Brent Crude oil prices naturally spiked overnight following Israel’s attacks on Iran. The news is still developing, with reports that Iran’s nuclear facilities were targeted, as well as top military commanders. Israel said that the attacks would continue in the coming days at least, while Iran was reportedly moving to declare war on Israel.
The situation marks a substantial escalation from earlier in the year when Israeli strikes on Iran were followed by a missile barrage and then relative calm. The language being used by both sides now implies that the conflict could extend for a period of time that would likely keep Brent Crude oil prices elevated. About 20% of global crude production flows through the Strait of Hormuz, and could be disrupted if a conflict escalates in the region.
How Much is Oil Impacted?
So far, there have been no reports of explosions at Iran’s oil infrastructure, and no restrictions have been placed on oil shipments in the region. Nevertheless, a quick look at shipping in the Persian Gulf sees ships piled up around the Strait of Hormuz without crossing. At least a short-term disruption of shipping seems likely.

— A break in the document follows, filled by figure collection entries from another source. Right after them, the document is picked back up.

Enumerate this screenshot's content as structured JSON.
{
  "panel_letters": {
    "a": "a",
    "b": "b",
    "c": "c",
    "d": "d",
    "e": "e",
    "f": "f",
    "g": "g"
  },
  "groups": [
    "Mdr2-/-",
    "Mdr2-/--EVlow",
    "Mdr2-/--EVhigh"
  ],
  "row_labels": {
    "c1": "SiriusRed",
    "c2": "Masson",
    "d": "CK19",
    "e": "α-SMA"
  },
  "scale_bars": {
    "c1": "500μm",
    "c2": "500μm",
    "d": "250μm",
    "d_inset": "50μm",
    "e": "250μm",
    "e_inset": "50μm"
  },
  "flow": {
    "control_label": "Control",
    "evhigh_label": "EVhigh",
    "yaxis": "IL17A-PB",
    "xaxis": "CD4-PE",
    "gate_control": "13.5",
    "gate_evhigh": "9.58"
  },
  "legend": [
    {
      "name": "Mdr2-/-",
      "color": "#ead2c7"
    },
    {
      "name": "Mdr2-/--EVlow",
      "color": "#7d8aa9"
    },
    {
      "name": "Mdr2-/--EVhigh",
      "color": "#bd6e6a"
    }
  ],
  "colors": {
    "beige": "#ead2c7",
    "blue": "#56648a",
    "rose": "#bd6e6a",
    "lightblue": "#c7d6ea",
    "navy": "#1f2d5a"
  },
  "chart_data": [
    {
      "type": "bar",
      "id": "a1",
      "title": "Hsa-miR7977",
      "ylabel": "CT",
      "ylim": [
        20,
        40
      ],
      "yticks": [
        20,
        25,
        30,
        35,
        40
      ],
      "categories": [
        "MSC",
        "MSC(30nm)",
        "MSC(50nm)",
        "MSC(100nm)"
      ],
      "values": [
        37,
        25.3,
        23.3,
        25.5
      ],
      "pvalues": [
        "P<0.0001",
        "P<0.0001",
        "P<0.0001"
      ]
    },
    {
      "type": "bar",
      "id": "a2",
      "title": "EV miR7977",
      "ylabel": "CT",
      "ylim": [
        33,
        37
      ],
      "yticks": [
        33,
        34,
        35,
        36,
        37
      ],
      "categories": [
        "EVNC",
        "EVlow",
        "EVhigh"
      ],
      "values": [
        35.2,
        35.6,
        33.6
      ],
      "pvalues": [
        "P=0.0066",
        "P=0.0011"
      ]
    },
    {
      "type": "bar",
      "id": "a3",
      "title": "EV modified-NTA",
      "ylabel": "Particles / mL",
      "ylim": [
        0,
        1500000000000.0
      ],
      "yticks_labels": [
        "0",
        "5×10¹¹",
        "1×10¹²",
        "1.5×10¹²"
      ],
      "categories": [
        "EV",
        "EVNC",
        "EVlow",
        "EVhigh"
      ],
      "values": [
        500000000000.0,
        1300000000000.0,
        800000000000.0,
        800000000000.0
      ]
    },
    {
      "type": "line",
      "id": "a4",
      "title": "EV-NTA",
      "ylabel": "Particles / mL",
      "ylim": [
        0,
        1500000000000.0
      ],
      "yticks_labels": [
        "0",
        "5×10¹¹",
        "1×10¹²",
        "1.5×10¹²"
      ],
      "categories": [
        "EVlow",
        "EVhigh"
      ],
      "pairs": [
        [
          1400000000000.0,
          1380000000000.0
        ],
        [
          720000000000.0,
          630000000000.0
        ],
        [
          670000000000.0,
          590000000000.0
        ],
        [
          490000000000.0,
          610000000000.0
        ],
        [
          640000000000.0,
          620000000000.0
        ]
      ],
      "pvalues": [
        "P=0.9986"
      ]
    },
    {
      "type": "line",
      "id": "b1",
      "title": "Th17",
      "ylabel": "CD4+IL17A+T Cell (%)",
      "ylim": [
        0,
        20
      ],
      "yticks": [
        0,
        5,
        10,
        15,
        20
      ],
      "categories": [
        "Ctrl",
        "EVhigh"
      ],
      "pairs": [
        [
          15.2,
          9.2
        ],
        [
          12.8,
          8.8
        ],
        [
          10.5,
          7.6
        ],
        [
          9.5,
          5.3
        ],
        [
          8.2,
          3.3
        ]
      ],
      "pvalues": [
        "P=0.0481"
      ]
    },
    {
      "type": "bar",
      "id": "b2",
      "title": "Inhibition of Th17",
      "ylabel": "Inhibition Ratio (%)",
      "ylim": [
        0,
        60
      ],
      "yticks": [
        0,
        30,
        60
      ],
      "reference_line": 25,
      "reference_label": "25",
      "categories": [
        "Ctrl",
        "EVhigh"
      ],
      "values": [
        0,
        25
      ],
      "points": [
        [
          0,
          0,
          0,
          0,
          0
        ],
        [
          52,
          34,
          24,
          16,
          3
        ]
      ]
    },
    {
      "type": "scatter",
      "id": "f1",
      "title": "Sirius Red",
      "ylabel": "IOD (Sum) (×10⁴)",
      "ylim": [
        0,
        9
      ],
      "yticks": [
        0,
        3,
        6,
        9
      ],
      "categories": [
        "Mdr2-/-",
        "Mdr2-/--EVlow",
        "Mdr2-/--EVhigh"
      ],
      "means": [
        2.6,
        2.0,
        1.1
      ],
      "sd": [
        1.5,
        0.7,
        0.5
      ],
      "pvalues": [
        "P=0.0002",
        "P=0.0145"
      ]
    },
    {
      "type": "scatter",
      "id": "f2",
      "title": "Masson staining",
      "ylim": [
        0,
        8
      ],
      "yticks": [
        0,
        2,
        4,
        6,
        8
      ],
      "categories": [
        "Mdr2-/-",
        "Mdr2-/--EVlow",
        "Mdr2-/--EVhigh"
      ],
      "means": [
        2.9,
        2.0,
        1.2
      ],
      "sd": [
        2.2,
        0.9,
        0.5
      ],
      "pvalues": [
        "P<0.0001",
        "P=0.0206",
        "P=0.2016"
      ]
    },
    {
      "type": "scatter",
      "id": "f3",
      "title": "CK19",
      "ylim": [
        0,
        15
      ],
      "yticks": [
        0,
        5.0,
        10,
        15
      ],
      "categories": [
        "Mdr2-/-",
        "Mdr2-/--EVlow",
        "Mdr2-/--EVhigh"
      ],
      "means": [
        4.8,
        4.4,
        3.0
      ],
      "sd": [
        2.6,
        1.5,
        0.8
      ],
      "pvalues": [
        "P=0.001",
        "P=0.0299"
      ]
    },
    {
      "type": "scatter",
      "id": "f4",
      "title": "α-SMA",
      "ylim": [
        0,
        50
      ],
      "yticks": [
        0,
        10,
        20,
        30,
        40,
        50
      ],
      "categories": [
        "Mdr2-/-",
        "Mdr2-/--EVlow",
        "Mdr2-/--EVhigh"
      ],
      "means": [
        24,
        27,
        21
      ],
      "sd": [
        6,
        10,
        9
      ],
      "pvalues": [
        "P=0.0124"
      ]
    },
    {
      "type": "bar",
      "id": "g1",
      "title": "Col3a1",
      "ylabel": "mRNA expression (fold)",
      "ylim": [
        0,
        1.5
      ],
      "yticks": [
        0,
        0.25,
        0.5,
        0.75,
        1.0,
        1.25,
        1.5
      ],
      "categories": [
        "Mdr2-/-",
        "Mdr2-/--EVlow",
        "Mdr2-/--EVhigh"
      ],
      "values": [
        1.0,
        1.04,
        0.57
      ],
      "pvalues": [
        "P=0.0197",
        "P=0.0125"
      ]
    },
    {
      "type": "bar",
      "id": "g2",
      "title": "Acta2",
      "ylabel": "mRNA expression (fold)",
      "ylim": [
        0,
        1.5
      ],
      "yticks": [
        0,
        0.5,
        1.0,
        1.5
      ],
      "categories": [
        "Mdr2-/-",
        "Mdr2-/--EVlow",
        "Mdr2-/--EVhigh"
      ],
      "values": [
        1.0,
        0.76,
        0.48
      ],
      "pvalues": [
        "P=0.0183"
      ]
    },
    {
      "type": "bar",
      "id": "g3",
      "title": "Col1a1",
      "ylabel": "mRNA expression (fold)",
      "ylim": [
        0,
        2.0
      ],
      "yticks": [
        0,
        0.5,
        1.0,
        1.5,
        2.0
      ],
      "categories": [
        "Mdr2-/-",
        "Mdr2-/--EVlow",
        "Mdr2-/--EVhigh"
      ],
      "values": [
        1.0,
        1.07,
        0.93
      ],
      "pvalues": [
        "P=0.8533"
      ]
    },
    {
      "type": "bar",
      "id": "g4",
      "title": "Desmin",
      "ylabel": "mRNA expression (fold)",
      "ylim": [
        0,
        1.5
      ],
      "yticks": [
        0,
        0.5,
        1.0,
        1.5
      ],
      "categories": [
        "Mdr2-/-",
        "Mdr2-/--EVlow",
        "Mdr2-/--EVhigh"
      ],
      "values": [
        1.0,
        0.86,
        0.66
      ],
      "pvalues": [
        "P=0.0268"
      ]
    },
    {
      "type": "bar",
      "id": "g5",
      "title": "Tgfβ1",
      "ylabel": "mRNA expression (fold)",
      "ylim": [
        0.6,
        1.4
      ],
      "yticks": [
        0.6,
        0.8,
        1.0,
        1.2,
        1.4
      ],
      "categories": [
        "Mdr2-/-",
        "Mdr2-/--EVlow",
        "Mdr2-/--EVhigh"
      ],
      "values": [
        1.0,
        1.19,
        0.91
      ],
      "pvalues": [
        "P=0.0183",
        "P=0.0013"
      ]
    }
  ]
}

Iraq, which has around 5% of global crude production, is highly reliant on exports through the Strait, as well. Iran is a major supplier to the world’s largest crude importer, China. But the issue for now is whether the conflict escalates beyond trading airstrikes. Iran and Israel, of course, do not share a border, and neither have the naval capabilities to invade each other. As long as Israel doesn’t attack Iran’s oil production facilities, then oil supply could be maintained even if the conflict continues.
Beyond the Current Moment
The issue is whether the conflict will escalate and bring in other actors that would directly affect oil transit. The US said it was not involved in the attack, though it was given advance notice. American embassies in the region were seen planning reducing personnel as early as Wednesday. Iran contends that the US contributed to the attack and will “respond”. The threat of escalation remains, and only time will tell whether it will actually happen.
If the situation remains contained and calms down in the medium term, then broader market dynamics would likely reassert themselves. According to the Bank of America, Saudi Arabia is preparing for a protracted price war to recapture market share from US shale producers. The Kingdom had been voluntarily curtailing production as a way to keep prices elevated and improve its margins. But the recent production increases aligned with OPEC+ agreements suggests that Saudi Arabia has shifted its stance. US share producers need a price of around $65/bbl to break even. Keeping prices below that would put pressure on US producers if sustained for a long time.
Price War Escalate, But Not Prices
The lower prices in crude over the last several months are already having an effect, as US producers are winding down drilling. Active drilling rigs are at the lowest level since the pandemic, which means lower supply on the market.
While the global economy is seen constrained from the tariff war, this drop in production hasn’t been enough to support Brent Crude oil prices. Particularly with the Chinese economy facing challenges. But a resolution of the trade deal could see global demand rising, and the reduced production as result of lower prices might become a factor supporting prices once more.